The practical implication for CISOs is that the timeline to act is set by regulatory deadlines and data shelf-life, not by the hypothetical date when a criminal can rent Shor’s. As I’ve argued in Forget Q-Day Predictions: Regulators, Insurers, Investors, Clients Are Your New Quantum Clock, the ecosystem-driven deadlines already in force (CNSA 2.0’s 2030 mandate, the EU’s Recommendation 2024/1101, the NIST deprecation timeline for classical algorithms) are more operationally relevant than any CRQC prediction.

What This Means for Your Quantum Security Program

The “criminals will rent quantum” narrative is seductive because it’s simple. It converts the quantum threat into something that feels immediate and democratized, like ransomware-as-a-service. That makes it useful for selling PQC products and for generating urgency in boardroom presentations.

But it’s wrong in its specifics, and getting the specifics wrong leads to misallocated resources.

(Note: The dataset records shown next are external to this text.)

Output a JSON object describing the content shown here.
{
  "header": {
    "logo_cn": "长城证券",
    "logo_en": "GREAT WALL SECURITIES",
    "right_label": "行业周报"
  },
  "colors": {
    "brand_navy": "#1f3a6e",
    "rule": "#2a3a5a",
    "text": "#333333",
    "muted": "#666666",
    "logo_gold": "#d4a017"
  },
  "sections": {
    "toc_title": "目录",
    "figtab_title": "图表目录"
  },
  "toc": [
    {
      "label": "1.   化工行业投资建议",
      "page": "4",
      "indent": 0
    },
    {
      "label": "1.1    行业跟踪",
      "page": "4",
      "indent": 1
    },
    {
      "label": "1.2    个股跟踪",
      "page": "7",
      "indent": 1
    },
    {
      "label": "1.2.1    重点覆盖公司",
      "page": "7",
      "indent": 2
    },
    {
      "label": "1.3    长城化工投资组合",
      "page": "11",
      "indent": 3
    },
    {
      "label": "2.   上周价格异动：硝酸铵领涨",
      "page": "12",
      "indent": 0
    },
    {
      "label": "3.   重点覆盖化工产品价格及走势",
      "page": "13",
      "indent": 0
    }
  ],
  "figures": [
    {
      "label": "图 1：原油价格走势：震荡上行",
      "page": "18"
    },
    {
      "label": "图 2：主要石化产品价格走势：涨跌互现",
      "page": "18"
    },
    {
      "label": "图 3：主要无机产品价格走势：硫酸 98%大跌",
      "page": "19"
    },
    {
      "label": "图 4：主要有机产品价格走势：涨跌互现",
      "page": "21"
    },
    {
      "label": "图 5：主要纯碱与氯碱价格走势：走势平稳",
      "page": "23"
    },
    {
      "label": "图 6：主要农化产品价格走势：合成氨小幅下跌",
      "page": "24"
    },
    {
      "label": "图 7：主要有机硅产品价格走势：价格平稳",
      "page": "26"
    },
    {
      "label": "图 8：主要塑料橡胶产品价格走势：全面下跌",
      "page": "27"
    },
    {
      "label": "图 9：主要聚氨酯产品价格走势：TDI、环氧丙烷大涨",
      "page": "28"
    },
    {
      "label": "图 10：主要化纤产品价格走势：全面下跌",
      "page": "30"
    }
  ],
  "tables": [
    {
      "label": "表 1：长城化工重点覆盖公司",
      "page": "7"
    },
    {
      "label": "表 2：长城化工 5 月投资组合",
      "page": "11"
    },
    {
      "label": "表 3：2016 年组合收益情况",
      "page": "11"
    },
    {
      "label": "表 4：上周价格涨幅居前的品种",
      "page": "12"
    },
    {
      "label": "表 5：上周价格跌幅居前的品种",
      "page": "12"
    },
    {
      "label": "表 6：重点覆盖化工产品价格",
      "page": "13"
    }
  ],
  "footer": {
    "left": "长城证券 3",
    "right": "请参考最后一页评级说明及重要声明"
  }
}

If you’re planning your PQC migration around the assumption that CRQC access will be democratized the moment it exists, you’re overweighting a low-probability scenario and underweighting the threats that are active today.

The correct prioritization is:

Inventory your cryptographic assets now. Identify long-lived secrets, root-of-trust signing keys, and any data with a confidentiality requirement exceeding 10 years. These are your HNDL-vulnerable assets, and they are at risk today, not in some future where criminals rent Shor’s.

Deploy hybrid PQC for high-risk traffic. ML-KEM (FIPS 203) hybrid key exchange (X25519MLKEM768) is already in production at AWS, Cloudflare, Chrome, and OpenSSH. Follow their lead for VPN, mTLS, and code-signing paths.

Stop worrying about democratized CRQC access and start meeting the deadlines that are already set. CNSA 2.0 requires full PQC migration for national security systems by 2030. The EU’s coordinated roadmap targets high-risk systems by end of 2030 and full transition by 2035. These dates are not predictions. They are commitments.

And if you’re giving boardroom briefings on quantum risk, please stop repeating the “criminals will just rent one” line. The evidence doesn’t support it, and we have enough real quantum threats to worry about without manufacturing fictional ones.